Por ocasião do 100º aniversário da morte do seu fundador, Léon Dehon, os Sacerdotes do Sagrado Coração de Jesus não se contentam em olhar para trás, mas questionam-se sobre o significado da sua missão hoje. Entrevista com o Superior Provincial da Alemanha, Padre Stefan Tertünte SCJ, sobre o legado político e espiritual de Dehon, o poder do encontro e a inteligência do coração.
Qual é a primeira coisa que lhe vem à mente quando pensa em Léon Dehon?
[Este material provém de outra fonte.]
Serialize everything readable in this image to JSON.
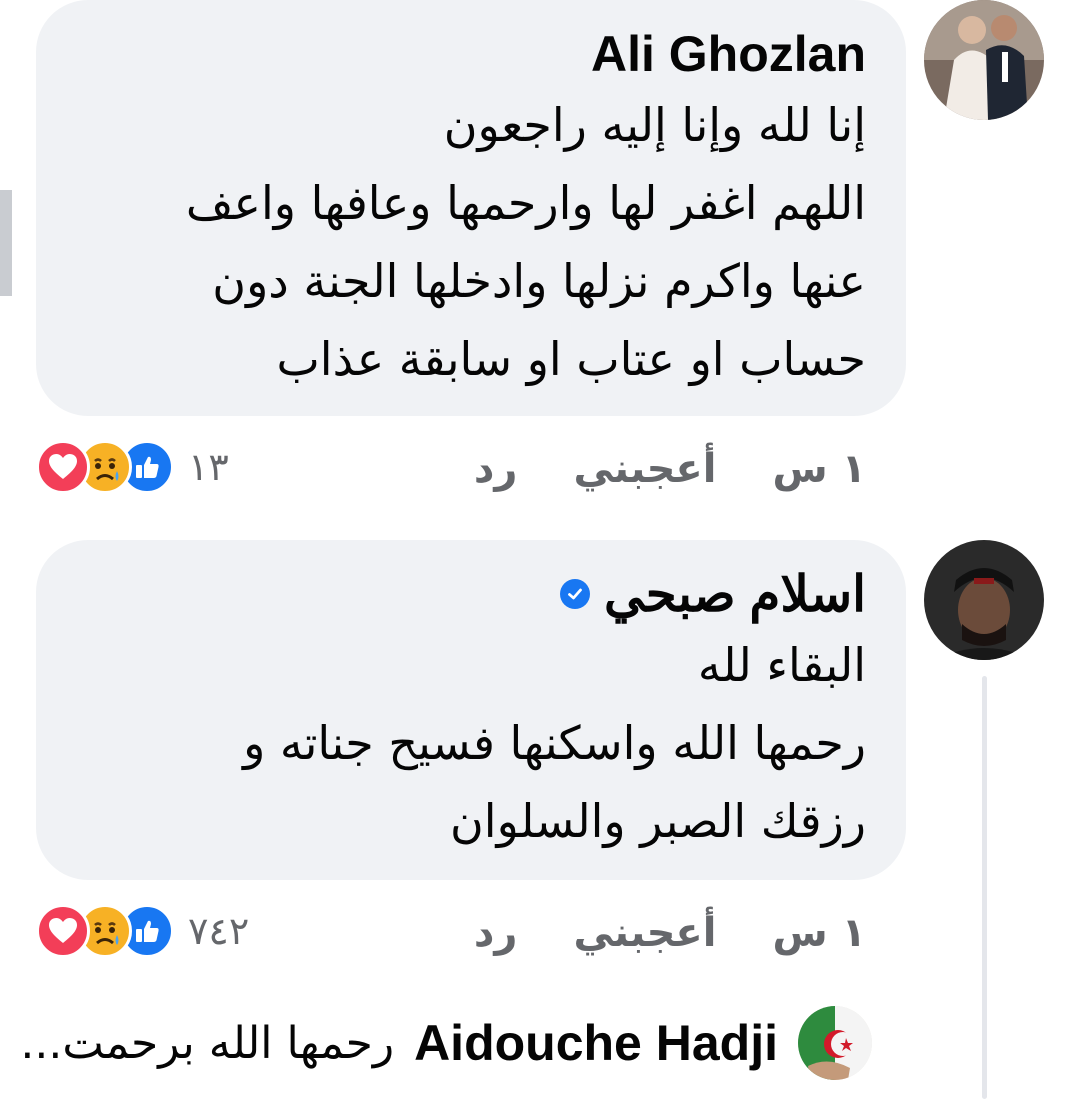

Padre Stefan Tertünte SCJ: O que aprecio em Dehon depende sempre da minha situação pessoal ou da situação mundial. Acho admirável o político que ele foi, um Homo politicus até ao fim. Considero que é um exemplo muito estimulante e positivo, sobretudo hoje, inclusive para nós, Dehonianos. Não devemos perder esse interesse, esse compromisso e essa sensibilidade, e não nos focar apenas em compromissos puramente espirituais. Numa época em que há tanta agitação política e tantas mudanças preocupantes na forma de fazer política e de tomar decisões, considero isso ainda mais importante. Estou grato por o nosso fundador nos ter dado esta linha de conduta: Mantenham-se vigilantes em matéria política!
Como se traduz isso?
Dehon sabia claramente que a política era uma questão de valores cristãos. A política deve criar as condições para uma vida digna para todos os seres humanos. Na sua época, isso aplicava-se principalmente aos operários e às suas famílias.
Como é que a reivindicação política de Dehon se conecta com a sua experiência de fé, com a sua imagem de Jesus?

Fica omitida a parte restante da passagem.